The first Jewish barrister and contributions to the chancery jurisdiction - some thoughts from Professor David Graham QC

17 JAN 2011

Last Wednesday Professor David Graham QC was fortunate to be in the Royal Courts of Justice to witness the swearing in of a new Justice of the High Court, Mr Bernard Eder QC. For many years Sir Bernard (as he is now called) was a distinguished member of the commercial bar and was also an editor of Scrutton on Charter Parties and Bills of Lading. It was a happy occasion for his family and friends.

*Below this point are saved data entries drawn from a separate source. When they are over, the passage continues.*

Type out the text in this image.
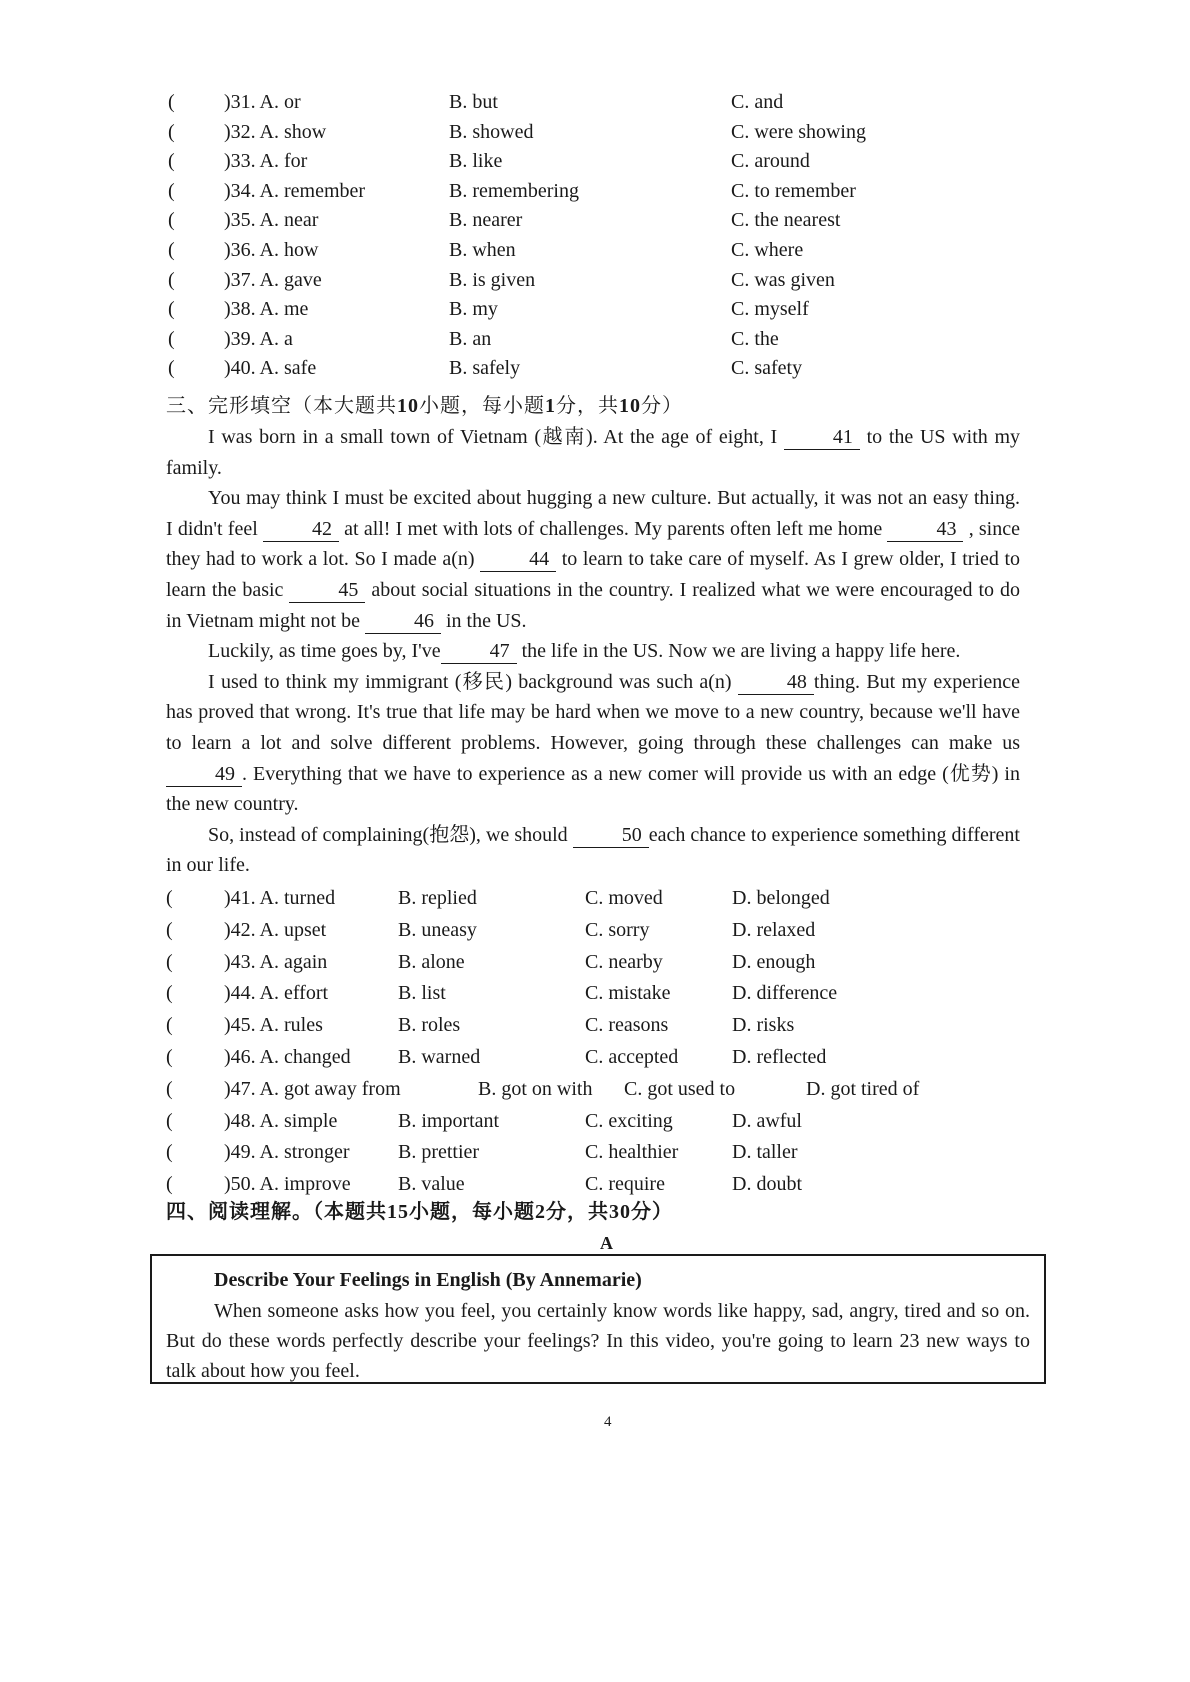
( )31. A. or	B. but	C. and
( )32. A. show	B. showed	C. were showing
( )33. A. for	B. like	C. around
( )34. A. remember	B. remembering	C. to remember
( )35. A. near	B. nearer	C. the nearest
( )36. A. how	B. when	C. where
( )37. A. gave	B. is given	C. was given
( )38. A. me	B. my	C. myself
( )39. A. a	B. an	C. the
( )40. A. safe	B. safely	C. safety
三、完形填空（本大题共10小题，每小题1分，共10分）

I was born in a small town of Vietnam (越南). At the age of eight, I 41 to the US with my family.

You may think I must be excited about hugging a new culture. But actually, it was not an easy thing. I didn't feel 42 at all! I met with lots of challenges. My parents often left me home 43 , since they had to work a lot. So I made a(n) 44 to learn to take care of myself. As I grew older, I tried to learn the basic 45 about social situations in the country. I realized what we were encouraged to do in Vietnam might not be 46 in the US.

Luckily, as time goes by, I've 47 the life in the US. Now we are living a happy life here.

I used to think my immigrant (移民) background was such a(n) 48 thing. But my experience has proved that wrong. It's true that life may be hard when we move to a new country, because we'll have to learn a lot and solve different problems. However, going through these challenges can make us 49 . Everything that we have to experience as a new comer will provide us with an edge (优势) in the new country.

So, instead of complaining(抱怨), we should 50 each chance to experience something different in our life.

(	)41. A. turned	B. replied	C. moved	D. belonged
(	)42. A. upset	B. uneasy	C. sorry	D. relaxed
(	)43. A. again	B. alone	C. nearby	D. enough
(	)44. A. effort	B. list	C. mistake	D. difference
(	)45. A. rules	B. roles	C. reasons	D. risks
(	)46. A. changed B. warned	C. accepted	D. reflected
(	)47. A. got away from	B. got on with C. got used to	D. got tired of
(	)48. A. simple	B. important	C. exciting	D. awful
(	)49. A. stronger B. prettier	C. healthier	D. taller
(	)50. A. improve B. value	C. require	D. doubt
四、阅读理解。（本题共15小题，每小题2分，共30分）
A
Describe Your Feelings in English (By Annemarie)

When someone asks how you feel, you certainly know words like happy, sad, angry, tired and so on. But do these words perfectly describe your feelings? In this video, you're going to learn 23 new ways to talk about how you feel.

4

It is perhaps time to reflect on some of Sir Bernard's legal ancestors at the bar. Quite fortuitously Professor Graham has been looking into some of the activities of his hero Mr Basil Montagu QC (the father of English bankruptcy), in the early 1830s. At that time the campaign for the removal of Jewish civil disabilities was gaining momentum. At its forefront was Sir Isaac Lyon Goldsmid (banker - 13 January 1778 – 27 April 1859); it will be recalled that about this time Sir Isaac hosted a gathering at his home which was attended by, amongst others, Basil, as well as Mr Thomas Babington Macaulay (sometime Commissioner of Bankruptcy clerk - later 1st Baron Macaulay PC (25 October 1800 – 28 December 1859)).

On the position of the Jews Macaulay had once argued, "the points of difference between Christianity and Judaism have very much to do with a man's fitness to be a Bishop or a Rabbi. But they have no more to do with his fitness to be a magistrate, a legislator, or a minister of finance than with his fitness to be a cobbler."

It has also come to Professor Graham's attention that shortly before the Goldsmid gathering a treatise on the disability of the Jews had been published by Mr John Eilijah Blunt (sometime Commissioner of Bankrupts and barrister).

It is almost certain that one of the Goldsmid's sons, Mr Francis Henry Goldsmid (1 May 1808 – 2 May 1878) was present at the gathering. He to, like Basil and Macaulay, published several articles on the subject of Jewish emancipation. However, he deserves to be remembered in particular for his decision to become a barrister. He achieved his ambition when he was called to the Bar at Lincoln's Inn on the 31 January 1833. As Alderman has noted in the ODNB, he refused to take the oath, "on the true Christian faith" and was instead permitted to use the Hebrew bible. The Law List indicates that from 1833 until 1839 Goldsmid had chambers at 3 New Square, Lincoln's Inn and from 1840 until 1859 in 5 Stone Buildings whereupon he moved to 14 Portland Place, W1. As yet relatively little is know of his work at the Chancery bar, but he must have been sufficiently successful to be given silk in 1858.

It is Professor Graham's intention to do further research into Goldsmid's legal career, which, as far as we are aware has not been discussed in any sources, except a memoir of him that was published in 1882. This contains a portrait of him.

Professor Graham is also looking at the legal careers of other Jewish barristers at the time. He is particularly fascinated by the activities in the community of Sir George Jessel (13 February 1824 – 21 March 1883), later Master of the Rolls and great exponent of equity. It was Jessel who drafted the constitution of the new Jews' College which was established in the mid-1850s. To him and others Professor Graham will soon return.